The Ad Hoc Committee on Administrative and Financial Evaluation (CAFE) of the PAP recommended that the august House must engage with national parliaments to avail funds that would make it possible for PAP Members to attend Sessions and Committee meetings. The recommendation comes at a time when some MPs are not turning up for Sessions due to several reasons, among them financial constraints.

Hon. Jetta Fabakary, Chairperson of the Ad Hoc Committee on Administrative and Financial Evaluation of PAP, made the recommendation when he presented a report on administrative and financial evaluation of PAP.
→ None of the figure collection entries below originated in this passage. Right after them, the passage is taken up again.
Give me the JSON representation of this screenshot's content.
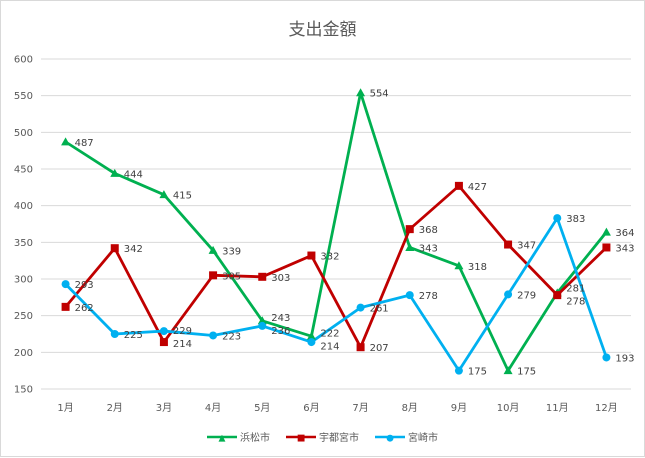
{
  "chart_data": {
    "type": "line",
    "title": "支出金額",
    "categories": [
      "1月",
      "2月",
      "3月",
      "4月",
      "5月",
      "6月",
      "7月",
      "8月",
      "9月",
      "10月",
      "11月",
      "12月"
    ],
    "ylim": [
      150,
      600
    ],
    "yticks": [
      150,
      200,
      250,
      300,
      350,
      400,
      450,
      500,
      550,
      600
    ],
    "grid": true,
    "legend_position": "bottom",
    "series": [
      {
        "name": "浜松市",
        "color": "#00b050",
        "marker": "triangle",
        "values": [
          487,
          444,
          415,
          339,
          243,
          222,
          554,
          343,
          318,
          175,
          281,
          364
        ]
      },
      {
        "name": "宇都宮市",
        "color": "#c00000",
        "marker": "square",
        "values": [
          262,
          342,
          214,
          305,
          303,
          332,
          207,
          368,
          427,
          347,
          278,
          343
        ]
      },
      {
        "name": "宮崎市",
        "color": "#00b0f0",
        "marker": "circle",
        "values": [
          293,
          225,
          229,
          223,
          236,
          214,
          261,
          278,
          175,
          279,
          383,
          193
        ]
      }
    ]
  }
}
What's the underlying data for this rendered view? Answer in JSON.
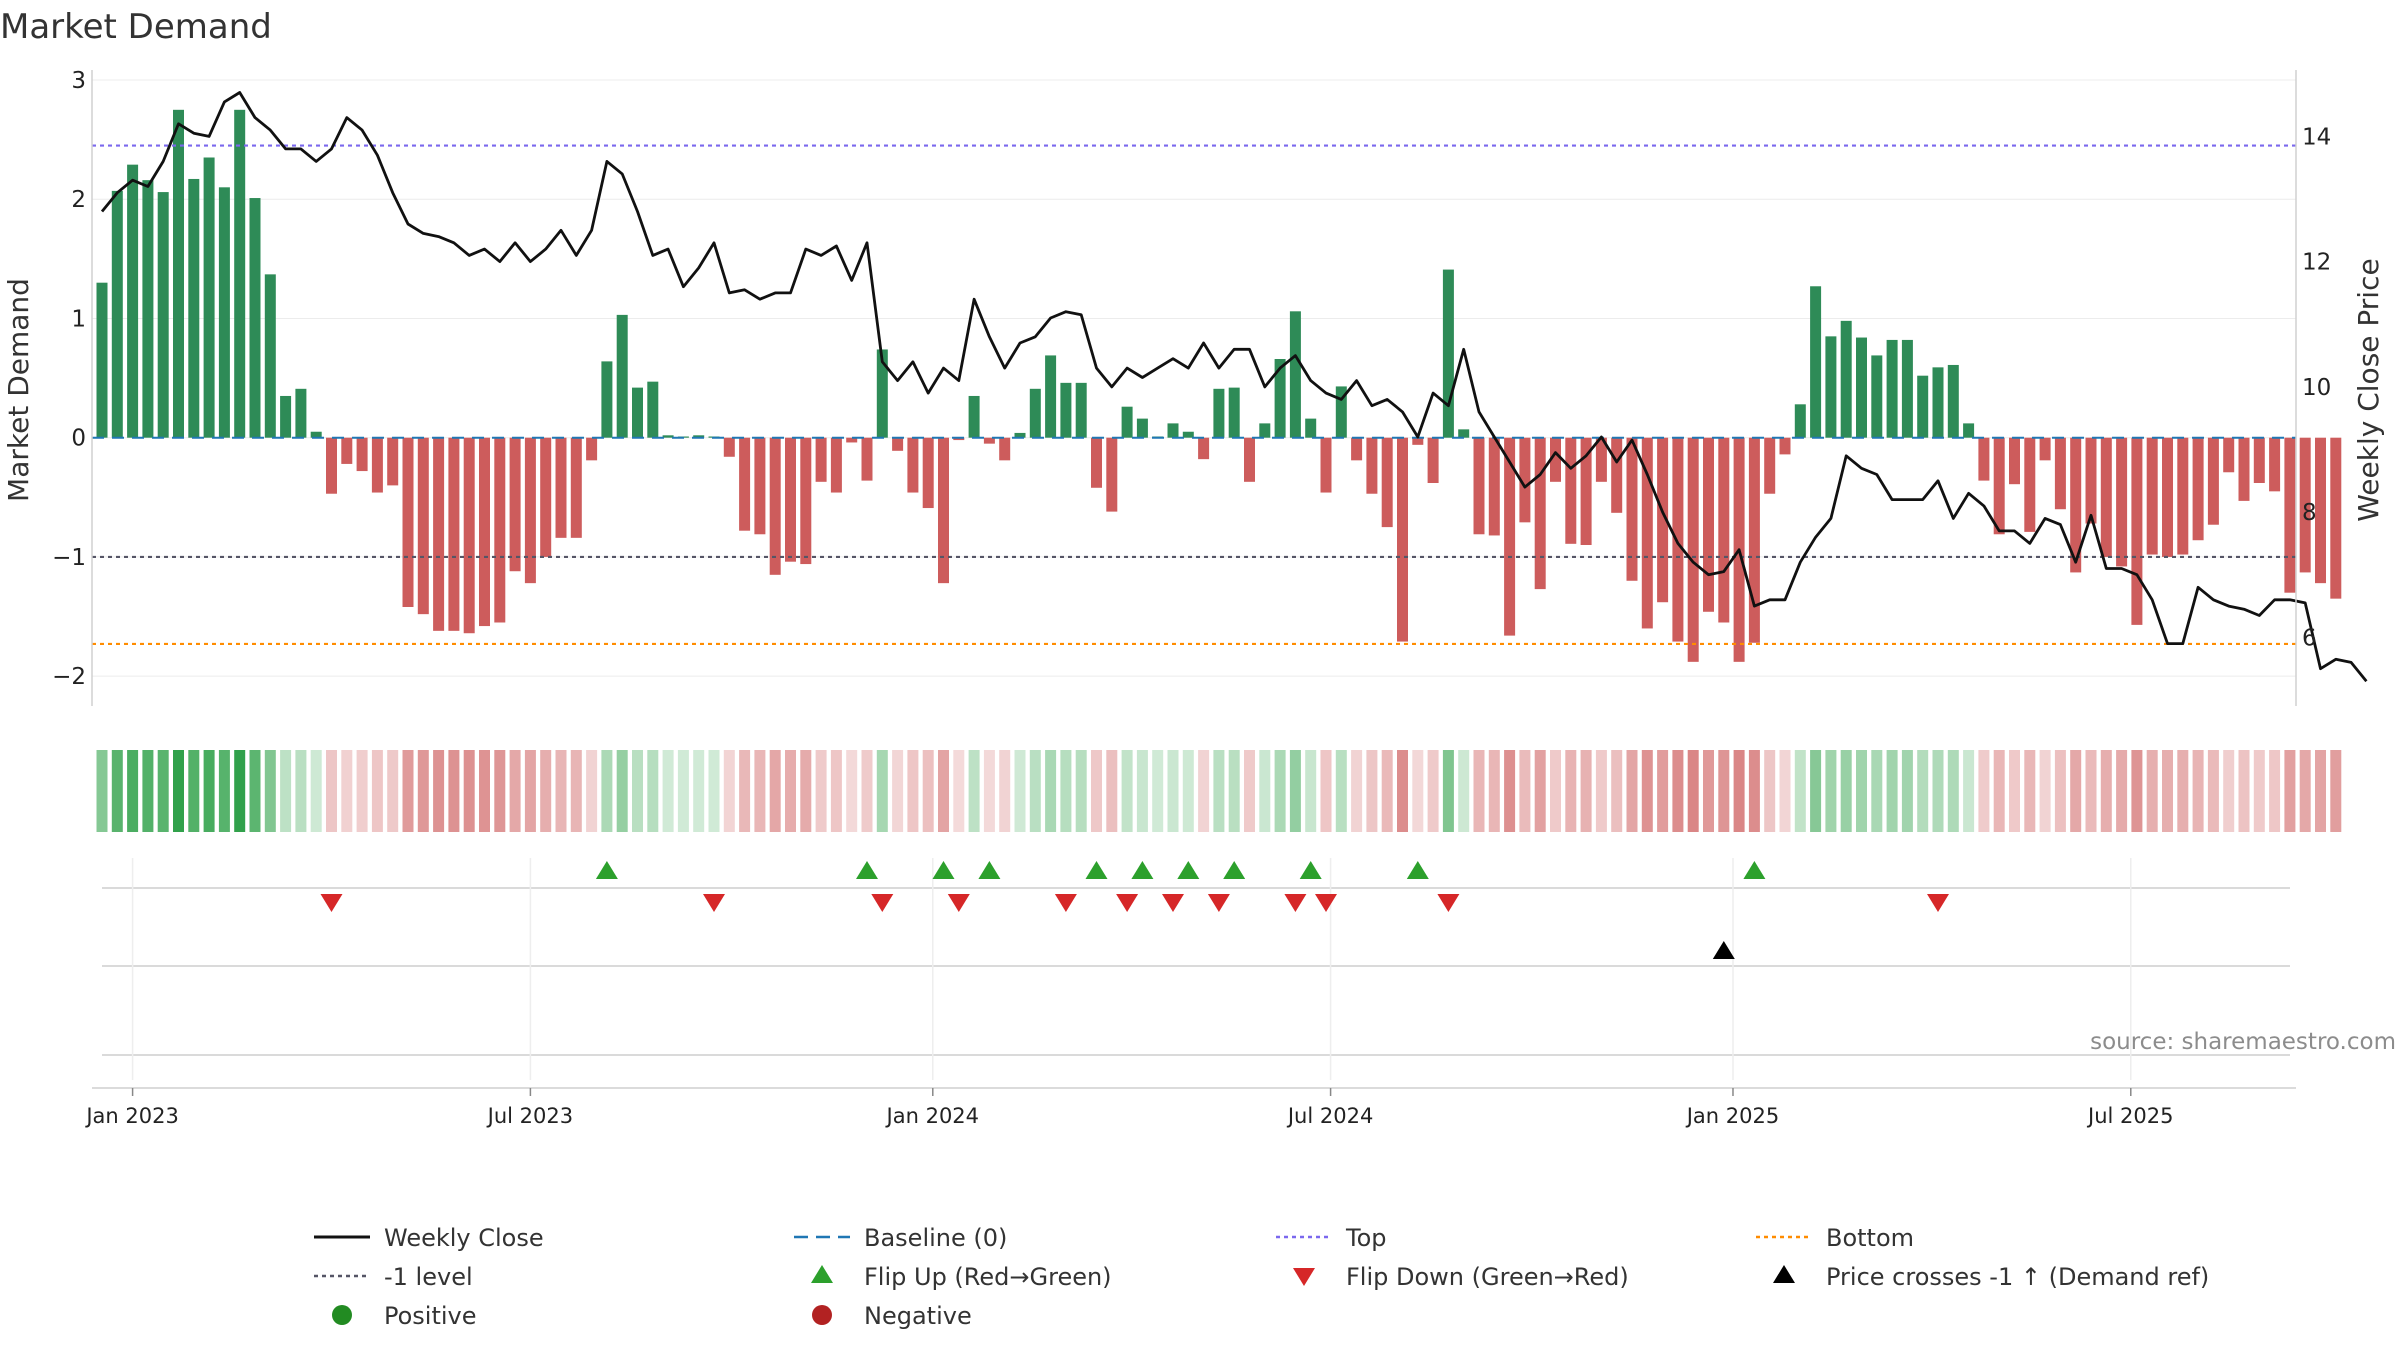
{
  "chart_data": {
    "type": "bar",
    "title": "Market Demand",
    "ylabel": "Market Demand",
    "y2label": "Weekly Close Price",
    "ylim": [
      -2.2,
      3.0
    ],
    "y2lim": [
      5.0,
      14.9
    ],
    "yticks": [
      3,
      2,
      1,
      0,
      -1,
      -2
    ],
    "yticklabels": [
      "3",
      "2",
      "1",
      "0",
      "−1",
      "−2"
    ],
    "y2ticks": [
      14,
      12,
      10,
      8,
      6
    ],
    "y2ticklabels": [
      "14",
      "12",
      "10",
      "8",
      "6"
    ],
    "xticks": [
      {
        "label": "Jan 2023",
        "week": 2
      },
      {
        "label": "Jul 2023",
        "week": 28
      },
      {
        "label": "Jan 2024",
        "week": 54.3
      },
      {
        "label": "Jul 2024",
        "week": 80.3
      },
      {
        "label": "Jan 2025",
        "week": 106.6
      },
      {
        "label": "Jul 2025",
        "week": 132.6
      }
    ],
    "reference_lines": {
      "baseline": 0,
      "top": 2.45,
      "minus_one_level": -1,
      "bottom": -1.73
    },
    "demand_values": [
      1.3,
      2.07,
      2.29,
      2.16,
      2.06,
      2.75,
      2.17,
      2.35,
      2.1,
      2.75,
      2.01,
      1.37,
      0.35,
      0.41,
      0.05,
      -0.47,
      -0.22,
      -0.28,
      -0.46,
      -0.4,
      -1.42,
      -1.48,
      -1.62,
      -1.62,
      -1.64,
      -1.58,
      -1.55,
      -1.12,
      -1.22,
      -1.0,
      -0.84,
      -0.84,
      -0.19,
      0.64,
      1.03,
      0.42,
      0.47,
      0.02,
      0.01,
      0.02,
      0.01,
      -0.16,
      -0.78,
      -0.81,
      -1.15,
      -1.04,
      -1.06,
      -0.37,
      -0.46,
      -0.04,
      -0.36,
      0.74,
      -0.11,
      -0.46,
      -0.59,
      -1.22,
      -0.02,
      0.35,
      -0.05,
      -0.19,
      0.04,
      0.41,
      0.69,
      0.46,
      0.46,
      -0.42,
      -0.62,
      0.26,
      0.16,
      0.01,
      0.12,
      0.05,
      -0.18,
      0.41,
      0.42,
      -0.37,
      0.12,
      0.66,
      1.06,
      0.16,
      -0.46,
      0.43,
      -0.19,
      -0.47,
      -0.75,
      -1.71,
      -0.06,
      -0.38,
      1.41,
      0.07,
      -0.81,
      -0.82,
      -1.66,
      -0.71,
      -1.27,
      -0.37,
      -0.89,
      -0.9,
      -0.37,
      -0.63,
      -1.2,
      -1.6,
      -1.38,
      -1.71,
      -1.88,
      -1.46,
      -1.55,
      -1.88,
      -1.72,
      -0.47,
      -0.14,
      0.28,
      1.27,
      0.85,
      0.98,
      0.84,
      0.69,
      0.82,
      0.82,
      0.52,
      0.59,
      0.61,
      0.12,
      -0.36,
      -0.81,
      -0.39,
      -0.79,
      -0.19,
      -0.6,
      -1.13,
      -0.72,
      -1.0,
      -1.08,
      -1.57,
      -0.98,
      -1.0,
      -0.98,
      -0.86,
      -0.73,
      -0.29,
      -0.53,
      -0.38,
      -0.45,
      -1.3,
      -1.13,
      -1.22,
      -1.35
    ],
    "close_values": [
      12.8,
      13.1,
      13.3,
      13.2,
      13.6,
      14.2,
      14.05,
      14.0,
      14.55,
      14.7,
      14.3,
      14.1,
      13.8,
      13.8,
      13.6,
      13.8,
      14.3,
      14.1,
      13.7,
      13.1,
      12.6,
      12.45,
      12.4,
      12.3,
      12.1,
      12.2,
      12.0,
      12.3,
      12.0,
      12.2,
      12.5,
      12.1,
      12.5,
      13.6,
      13.4,
      12.8,
      12.1,
      12.2,
      11.6,
      11.9,
      12.3,
      11.5,
      11.55,
      11.4,
      11.5,
      11.5,
      12.2,
      12.1,
      12.25,
      11.7,
      12.3,
      10.4,
      10.1,
      10.4,
      9.9,
      10.3,
      10.1,
      11.4,
      10.8,
      10.3,
      10.7,
      10.8,
      11.1,
      11.2,
      11.15,
      10.3,
      10.0,
      10.3,
      10.15,
      10.3,
      10.45,
      10.3,
      10.7,
      10.3,
      10.6,
      10.6,
      10.0,
      10.3,
      10.5,
      10.1,
      9.9,
      9.8,
      10.1,
      9.7,
      9.8,
      9.6,
      9.2,
      9.9,
      9.7,
      10.6,
      9.6,
      9.2,
      8.8,
      8.4,
      8.6,
      8.95,
      8.7,
      8.9,
      9.2,
      8.8,
      9.15,
      8.6,
      8.0,
      7.5,
      7.2,
      7.0,
      7.05,
      7.4,
      6.5,
      6.6,
      6.6,
      7.2,
      7.6,
      7.9,
      8.9,
      8.7,
      8.6,
      8.2,
      8.2,
      8.2,
      8.5,
      7.9,
      8.3,
      8.1,
      7.7,
      7.7,
      7.5,
      7.9,
      7.8,
      7.2,
      7.95,
      7.1,
      7.1,
      7.0,
      6.6,
      5.9,
      5.9,
      6.8,
      6.6,
      6.5,
      6.45,
      6.35,
      6.6,
      6.6,
      6.55,
      5.5,
      5.65,
      5.6,
      5.3
    ],
    "series": [
      {
        "name": "Weekly Close",
        "values_key": "close_values",
        "axis": "right"
      },
      {
        "name": "Market Demand",
        "values_key": "demand_values",
        "axis": "left"
      }
    ],
    "flip_up_weeks": [
      33,
      50,
      55,
      58,
      65,
      68,
      71,
      74,
      79,
      86,
      108
    ],
    "flip_down_weeks": [
      15,
      40,
      51,
      56,
      63,
      67,
      70,
      73,
      78,
      80,
      88,
      120
    ],
    "price_cross_weeks": [
      106
    ],
    "colors": {
      "positive_bar": "#2e8b57",
      "negative_bar": "#cd5c5c",
      "close_line": "#111111",
      "baseline": "#1f77b4",
      "top": "#7b68ee",
      "minus_one": "#555566",
      "bottom": "#ff8c00",
      "flip_up": "#2ca02c",
      "flip_down": "#d62728",
      "price_cross": "#000000"
    },
    "legend": {
      "placement": "bottom",
      "items": [
        {
          "label": "Weekly Close",
          "marker": "line-solid",
          "color": "#111111"
        },
        {
          "label": "Baseline (0)",
          "marker": "line-dashed",
          "color": "#1f77b4"
        },
        {
          "label": "Top",
          "marker": "line-dotted",
          "color": "#7b68ee"
        },
        {
          "label": "Bottom",
          "marker": "line-dotted",
          "color": "#ff8c00"
        },
        {
          "label": "-1 level",
          "marker": "line-dotted",
          "color": "#555566"
        },
        {
          "label": "Flip Up (Red→Green)",
          "marker": "triangle-up",
          "color": "#2ca02c"
        },
        {
          "label": "Flip Down (Green→Red)",
          "marker": "triangle-down",
          "color": "#d62728"
        },
        {
          "label": "Price crosses -1 ↑ (Demand ref)",
          "marker": "triangle-up",
          "color": "#000000"
        },
        {
          "label": "Positive",
          "marker": "dot",
          "color": "#228b22"
        },
        {
          "label": "Negative",
          "marker": "dot",
          "color": "#b22222"
        }
      ]
    },
    "source": "source: sharemaestro.com"
  }
}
Fabakary said that the new PAP Rules of Procedure were complete, but that it could not be adopted because the Plenary lacked the two-thirds majority that is required to adopt the document. “This problem has remained difficult to resolve because the two-thirds majority that is required is very difficult to attain in PAP. This is due to the fact that some MPs don’t turn up for PAP Sessions because of several reasons ranging from reasons associated with the expiry of their mandate to reasons relating to the financial difficulties of some national parliaments in sponsoring the participation of MP’s in some of the PAP activities”, he told the Parliament.

Another recommendation made was that the issue of conducting election observer missions under the direction of the AU must be brought to the Plenary such that MPs can debate the issue and form a position on it.

Yet another recommendation is that the responsibility of running the Parliament on a day-to-day basis must be left to the Clerk of Parliament and that he must be recognized as the Chief Accounting Officer on all administrative matters, because the Bureau cannot be the administrative authority as it is not full time.

Members of the PAP scrutinized and criticized the report as presented by the Ad Hoc Committee.  While some Members found the report to be comprehensive, others felt that the Committee had done a shoddy job.

Contributing to the debate, Hon. Ambrose Dery from Ghana indicated that many governments have stopped supporting PAP Members to come for Sessions, because they are unable to take the recommendations made at PAP to their various parliaments for debate and consequent passage. He lamented that even though PAP Members come to South Africa for parliamentary proceedings, some of them also come with the aim of touring South Africa for their personal benefits and pleasures.  That notwithstanding, he urged the various governments to realize that sponsoring MPs to PAP is an obligation which needs to be fulfilled.

Hon. Master Goya, from Botswana, indicated his apprehension about the report. According to him, the report is methodologically and ethically flawed. He believes no systematic approach was employed by the Committee in interviewing the people who appeared before them to answer questions. He lamented that the Committee did not have pre-formulated questions.

It is worth noting that other MPs representing various countries took time to comment on the various issues raised by the report.  While some felt that the unavailability of a Legal Counsel at the PAP to help deal with some of the issues involving the Bureau was an issue of concern, others called for more people to be brought on board for the administration of the PAP to be effective.